Checking the following points will make things a lot easier.
| Axis to check | Looking at opportunity costs |
|---|---|
| purpose | What do you use to judge? |
| Time axis | Which is closer to short-term trading, long-term holding, or NISA? |
| basis | Which one is more important: price, business performance, interest rates, exchange rates, or psychology? |
| risk | When things go the other way, where should you look again? |
| action | Will it lead to buying, selling, or doing nothing? |
Points that can easily cause trouble in making decisions
Opportunity costs don't only trip you up when you lack knowledge. In fact, there are situations where we interpret something conveniently because we know a little bit about it.
- Focus on one situation where opportunity cost works well
- Even if the price movements are similar, if the background is different, they are treated as different things.
- View not only successes but also failures using the same criteria.
- Check if you can reproduce it with your own amount of funds
The important thing here is not to settle on one correct answer based solely on opportunity cost. In investment, the meaning of the same material changes depending on the market, holding period, and amount of funds. When in doubt, prioritize confirmation over conclusion.
Checklist before buying and selling
Before using opportunity cost as a deciding factor, check at least these five things.
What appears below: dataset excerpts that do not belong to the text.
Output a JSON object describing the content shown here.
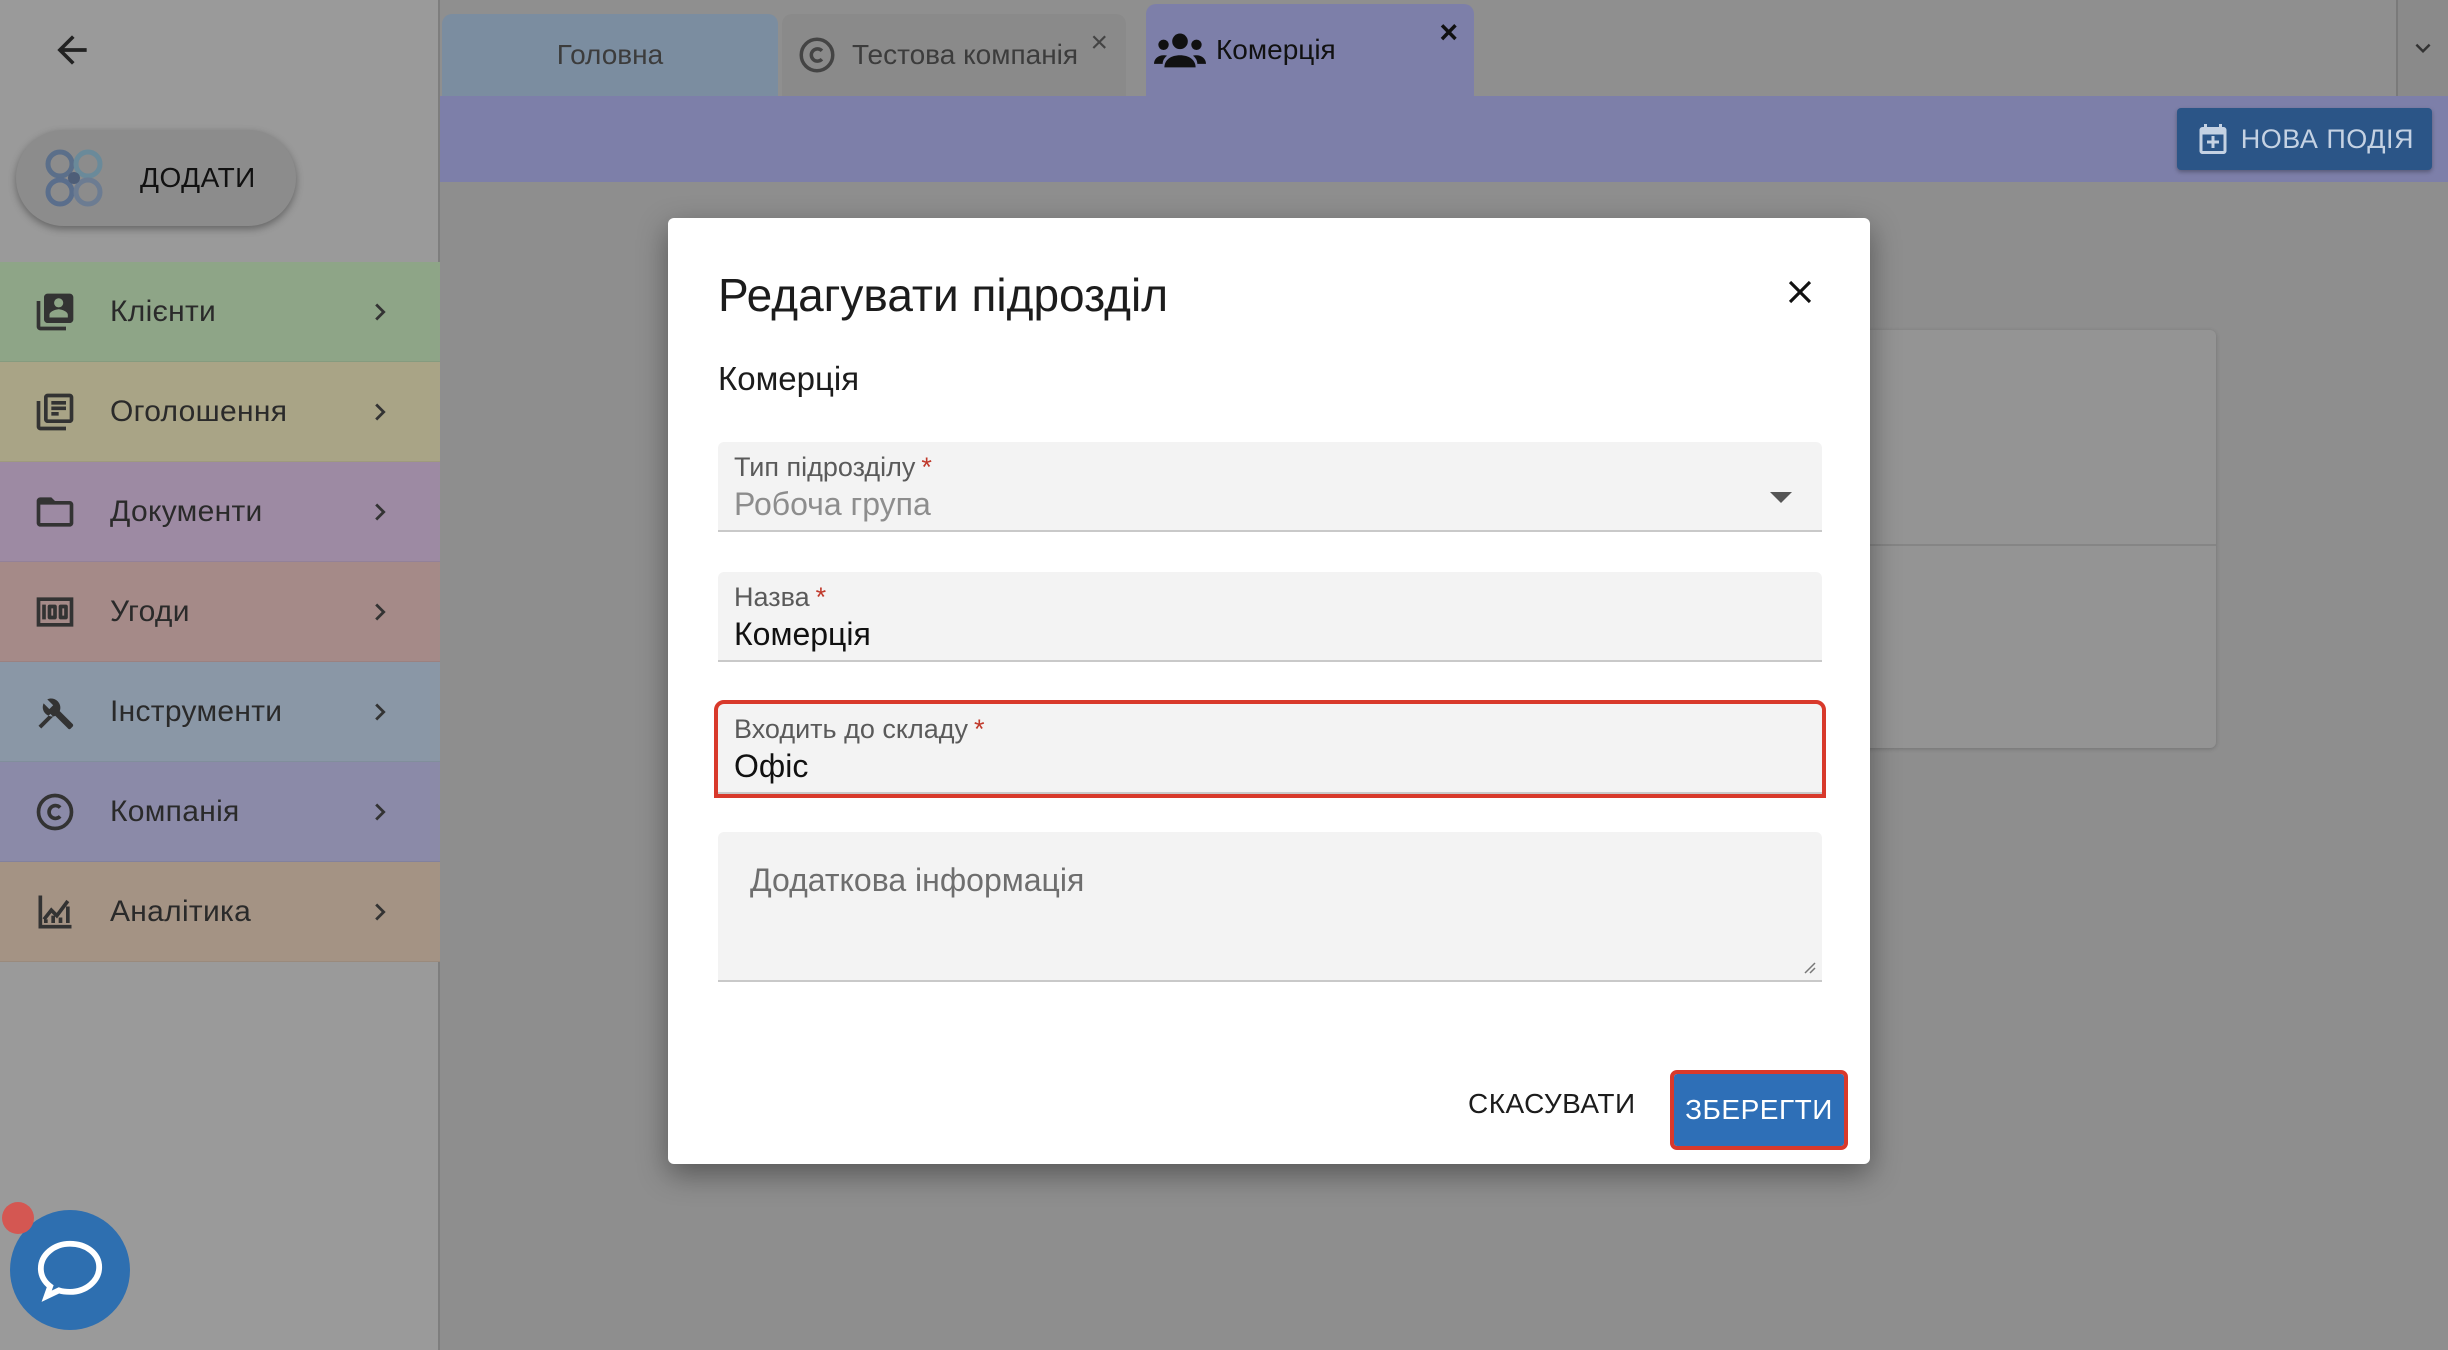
{
  "sidebar": {
    "add_label": "ДОДАТИ",
    "items": [
      {
        "label": "Клієнти",
        "icon": "contacts-icon",
        "color": "#8ea587"
      },
      {
        "label": "Оголошення",
        "icon": "listings-icon",
        "color": "#a9a486"
      },
      {
        "label": "Документи",
        "icon": "folder-icon",
        "color": "#9d8aa3"
      },
      {
        "label": "Угоди",
        "icon": "money-icon",
        "color": "#a58a88"
      },
      {
        "label": "Інструменти",
        "icon": "tools-icon",
        "color": "#8a97a6"
      },
      {
        "label": "Компанія",
        "icon": "copyright-icon",
        "color": "#8b8aa8"
      },
      {
        "label": "Аналітика",
        "icon": "analytics-icon",
        "color": "#a49384"
      }
    ]
  },
  "tabs": [
    {
      "label": "Головна"
    },
    {
      "label": "Тестова компанія",
      "close": "×"
    },
    {
      "label": "Комерція",
      "close": "×"
    }
  ],
  "toolbar": {
    "new_event_label": "НОВА ПОДІЯ"
  },
  "dialog": {
    "title": "Редагувати підрозділ",
    "subtitle": "Комерція",
    "fields": {
      "type": {
        "label": "Тип підрозділу",
        "required": "*",
        "value": "Робоча група"
      },
      "name": {
        "label": "Назва",
        "required": "*",
        "value": "Комерція"
      },
      "parent": {
        "label": "Входить до складу",
        "required": "*",
        "value": "Офіс"
      },
      "info": {
        "placeholder": "Додаткова інформація"
      }
    },
    "cancel_label": "СКАСУВАТИ",
    "save_label": "ЗБЕРЕГТИ"
  },
  "colors": {
    "accent": "#2e6fb7",
    "highlight": "#d8392b",
    "tab_active": "#7d7fa9"
  }
}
- Can you explain in one sentence the purpose of looking at opportunity costs?
- Have you confirmed one or more countermeasures or failure conditions?
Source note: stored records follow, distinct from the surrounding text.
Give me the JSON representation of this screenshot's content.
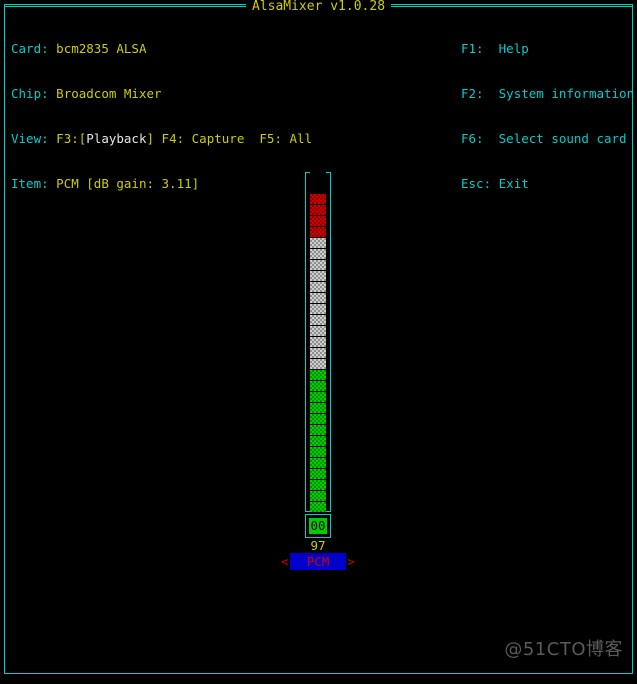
{
  "window": {
    "title": "AlsaMixer v1.0.28",
    "border_color": "#00cdcd",
    "background": "#000000"
  },
  "header": {
    "left": [
      {
        "label": "Card:",
        "value": "bcm2835 ALSA"
      },
      {
        "label": "Chip:",
        "value": "Broadcom Mixer"
      },
      {
        "label": "View:",
        "value_prefix": "F3:",
        "selected_open": "[",
        "selected": "Playback",
        "selected_close": "]",
        "value_suffix": " F4: Capture  F5: All"
      },
      {
        "label": "Item:",
        "value": "PCM [dB gain: 3.11]"
      }
    ],
    "right": [
      {
        "key": "F1:",
        "action": "Help"
      },
      {
        "key": "F2:",
        "action": "System information"
      },
      {
        "key": "F6:",
        "action": "Select sound card"
      },
      {
        "key": "Esc:",
        "action": "Exit"
      }
    ]
  },
  "mixer": {
    "channel_name": "PCM",
    "left_arrow": "<",
    "right_arrow": ">",
    "volume_percent": "97",
    "mute_readout": "00",
    "bar": {
      "total_blocks": 31,
      "green_blocks": 13,
      "white_blocks": 12,
      "red_blocks": 4,
      "empty_blocks": 2,
      "green_color": "#00cd00",
      "white_color": "#cdcdcd",
      "red_color": "#cd0000"
    }
  },
  "watermark": {
    "text": "@51CTO博客"
  }
}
- Are you investing your living funds or money that will be used soon?
- Have you decided in advance the criteria for cutting losses, taking profits, and continuing to hold stocks?
- Are you making judgments based only on social media or short headlines?
Checklists are simple, but they prevent you from adding reasons after making a decision. The purpose of checking opportunity costs is not to act faster, but to reduce unnecessary errors in judgment.
Summary
Opportunity cost is a material for organizing investment decisions. Even if you read it as an example, your judgment will be inaccurate if you treat it as a standalone buy/sell signal.
The points to keep in mind are as follows.
- Determine the purpose of looking at opportunity costs first
- Do not mix time axis and amount of funds
- Check not only good materials but also negative materials
- When using NISA and long-term funds, consider how to handle losses
- When in doubt, reduce your position or postpone it.
The more knowledge you have, the safer it seems, but in the market it can become dangerous if you use it incorrectly. It is realistic to treat opportunity cost as a tool to pause before buying or selling, rather than as a word that forces you to make a hasty decision.